Hints & Tips Blog

Pitching for Perfection

Every business needs investors or shareholders who are willing to invest. This is especially the case with the fast turnover of today’s start-ups. The most common procedure for finding investors is to pitch them with your idea. This means you’re going to need a really good one to capture their imagination. One of the first steps in launching a business, therefore, is knowing how to pitch.

Understanding what is entailed in a pitch is a very necessary skill and one which you should acquire pronto. The ability to sell your idea to a random passer-by is just as important as being able to hold forth in a boardroom and comes from an intimate knowledge of your business and its selling points.

As a business consultancy, we’ve seen all kinds of pitchers, from the smooth-tongued spin doctors to the finicky fusspots. There are those with the capacity to charm the birds out of the trees and think they can wing it with their charisma. Then there are the finicky fusspot pitchers who plan every syllable of every speech and include everything but the kitchen sink in their pitch. Obviously, these are both extremes, and such radical approaches are always plagued with problems.

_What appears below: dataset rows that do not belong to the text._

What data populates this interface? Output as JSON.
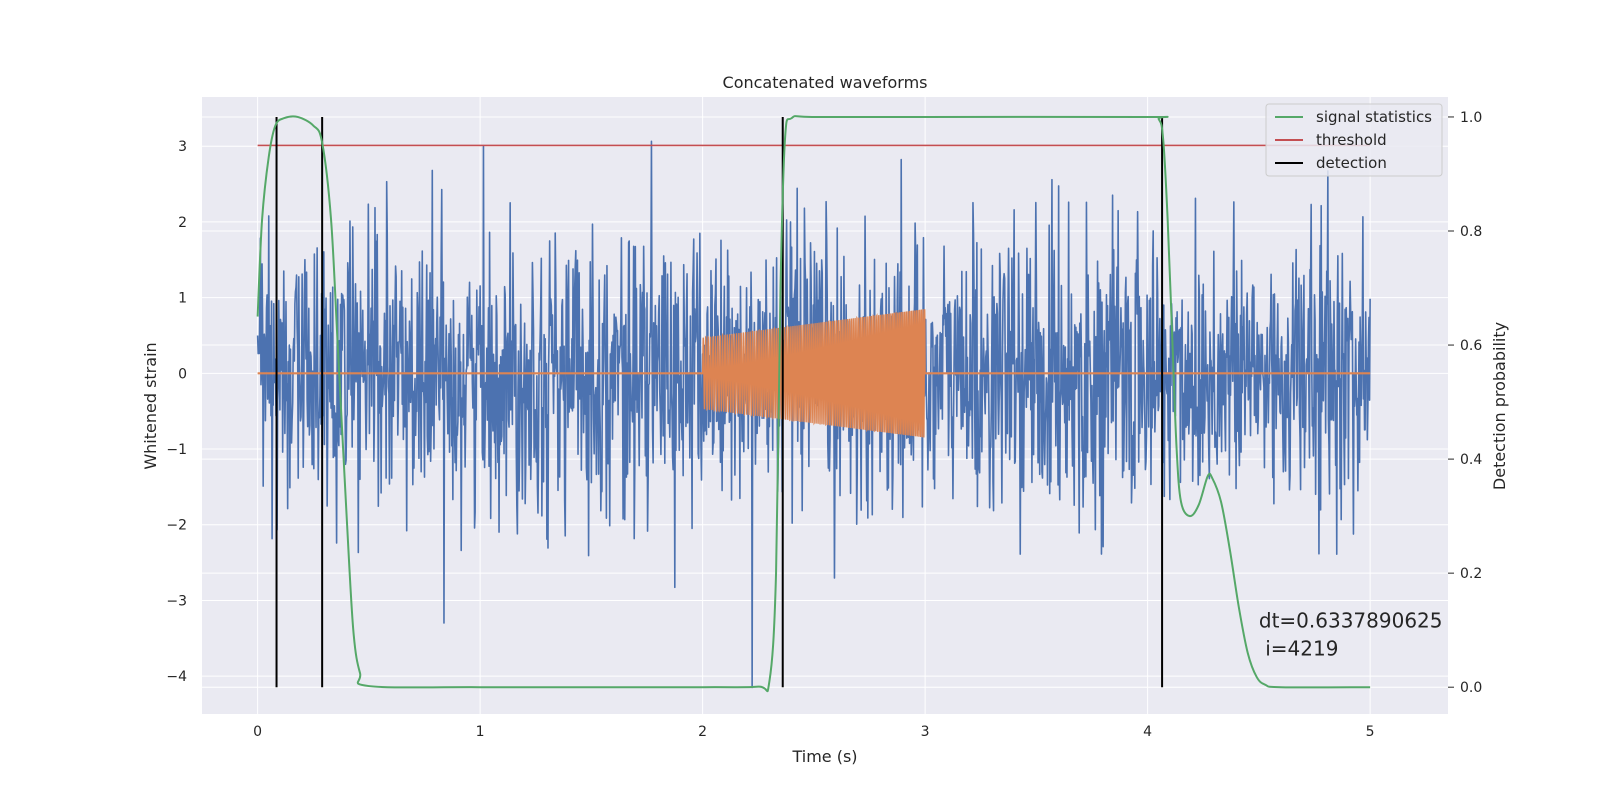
{
  "chart_data": {
    "type": "line",
    "title": "Concatenated waveforms",
    "xlabel": "Time (s)",
    "ylabel": "Whitened strain",
    "ylabel_right": "Detection probability",
    "xlim": [
      -0.25,
      5.35
    ],
    "ylim": [
      -4.5,
      3.65
    ],
    "ylim_right": [
      -0.047,
      1.035
    ],
    "x_ticks": [
      0,
      1,
      2,
      3,
      4,
      5
    ],
    "y_ticks": [
      -4,
      -3,
      -2,
      -1,
      0,
      1,
      2,
      3
    ],
    "y_ticks_right": [
      0.0,
      0.2,
      0.4,
      0.6,
      0.8,
      1.0
    ],
    "x_tick_labels": [
      "0",
      "1",
      "2",
      "3",
      "4",
      "5"
    ],
    "y_tick_labels": [
      "−4",
      "−3",
      "−2",
      "−1",
      "0",
      "1",
      "2",
      "3"
    ],
    "y_tick_labels_right": [
      "0.0",
      "0.2",
      "0.4",
      "0.6",
      "0.8",
      "1.0"
    ],
    "grid": true,
    "legend_position": "top-right",
    "colors": {
      "background": "#eaeaf2",
      "grid": "#ffffff",
      "noise": "#4c72b0",
      "waveform": "#dd8452",
      "signal_statistics": "#55a868",
      "threshold": "#c44e52",
      "detection": "#000000"
    },
    "series": [
      {
        "name": "",
        "role": "noise",
        "axis": "left",
        "x_range": [
          0,
          5
        ],
        "sample_interval": 0.0025,
        "std": 0.9,
        "peak_max": 3.3,
        "peak_min": -4.15
      },
      {
        "name": "",
        "role": "waveform",
        "axis": "left",
        "x_range": [
          2.0,
          3.0
        ],
        "amplitude_start": 0.47,
        "amplitude_end": 0.85,
        "cycles": 90,
        "flat_value": 0
      },
      {
        "name": "signal statistics",
        "role": "signal_statistics",
        "axis": "right",
        "x": [
          0.0,
          0.02,
          0.05,
          0.08,
          0.12,
          0.18,
          0.25,
          0.29,
          0.33,
          0.36,
          0.4,
          0.43,
          0.46,
          0.5,
          1.0,
          2.0,
          2.25,
          2.3,
          2.33,
          2.35,
          2.37,
          2.4,
          2.5,
          3.0,
          4.0,
          4.05,
          4.07,
          4.09,
          4.11,
          4.13,
          4.15,
          4.19,
          4.23,
          4.27,
          4.29,
          4.33,
          4.37,
          4.41,
          4.45,
          4.49,
          4.53,
          4.6,
          5.0
        ],
        "y": [
          0.65,
          0.82,
          0.93,
          0.985,
          0.998,
          1.0,
          0.985,
          0.955,
          0.82,
          0.6,
          0.3,
          0.1,
          0.025,
          0.002,
          0.0,
          0.0,
          0.001,
          0.01,
          0.2,
          0.7,
          0.96,
          0.998,
          1.0,
          1.0,
          1.0,
          0.996,
          0.96,
          0.82,
          0.62,
          0.42,
          0.325,
          0.3,
          0.32,
          0.37,
          0.367,
          0.325,
          0.24,
          0.14,
          0.06,
          0.018,
          0.004,
          0.0,
          0.0
        ]
      },
      {
        "name": "threshold",
        "role": "threshold",
        "axis": "right",
        "x": [
          0,
          5
        ],
        "y": [
          0.95,
          0.95
        ]
      },
      {
        "name": "detection",
        "role": "detection",
        "axis": "right",
        "x": [
          0.085,
          0.29,
          2.36,
          4.065
        ],
        "y_range": [
          0,
          1
        ]
      }
    ],
    "annotation": {
      "line1": "dt=0.6337890625",
      "line2": " i=4219",
      "x": 4.5,
      "y": 0.105
    }
  }
}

One important maxim to remember is that “less is more”. Time is precious in our fast-paced business world and people want to keep meetings short and effective. Therefore you need to devote some time to determine what matters are of critical value to your audience. Focus on those points to develop a punchy, informative and convincing argument.

Imagine you have only the time it takes to go up to your office in the lift, and then fine-tune your pitch to fit that interval. It will pay you considerable dividends, in the long run, to invest time on this. You will have a useful tool to hand in your everyday business toolbox, and you never know when you might have an opportunity to use it.

Here are a few top tips for creating a really good pitch:

  • Refine your message until it’s short and incisive.
  • Put yourself in the place of the person who’ll be receiving your pitch. This could be either a potential customer or supplier, as well as an investor. What’s the most important aspect of the pitch for you? What’s this business offering that you’re not being offered by its competitors?
  • Make it clear to the customer or investor what problems you can solve for them.
  • People don’t generally care about the nuts and bolts of your business. They just want to know how it will benefit them, so confine your pitch to what advantages your business can offer its clients.

Investors want to see some return on their money, so decide what aspect of the business is most important for sales purposes. This could be the speed, efficiency or quality of your services, the price of your product or your business values. When you’ve determined what makes your business special, make that the central focus of your pitch.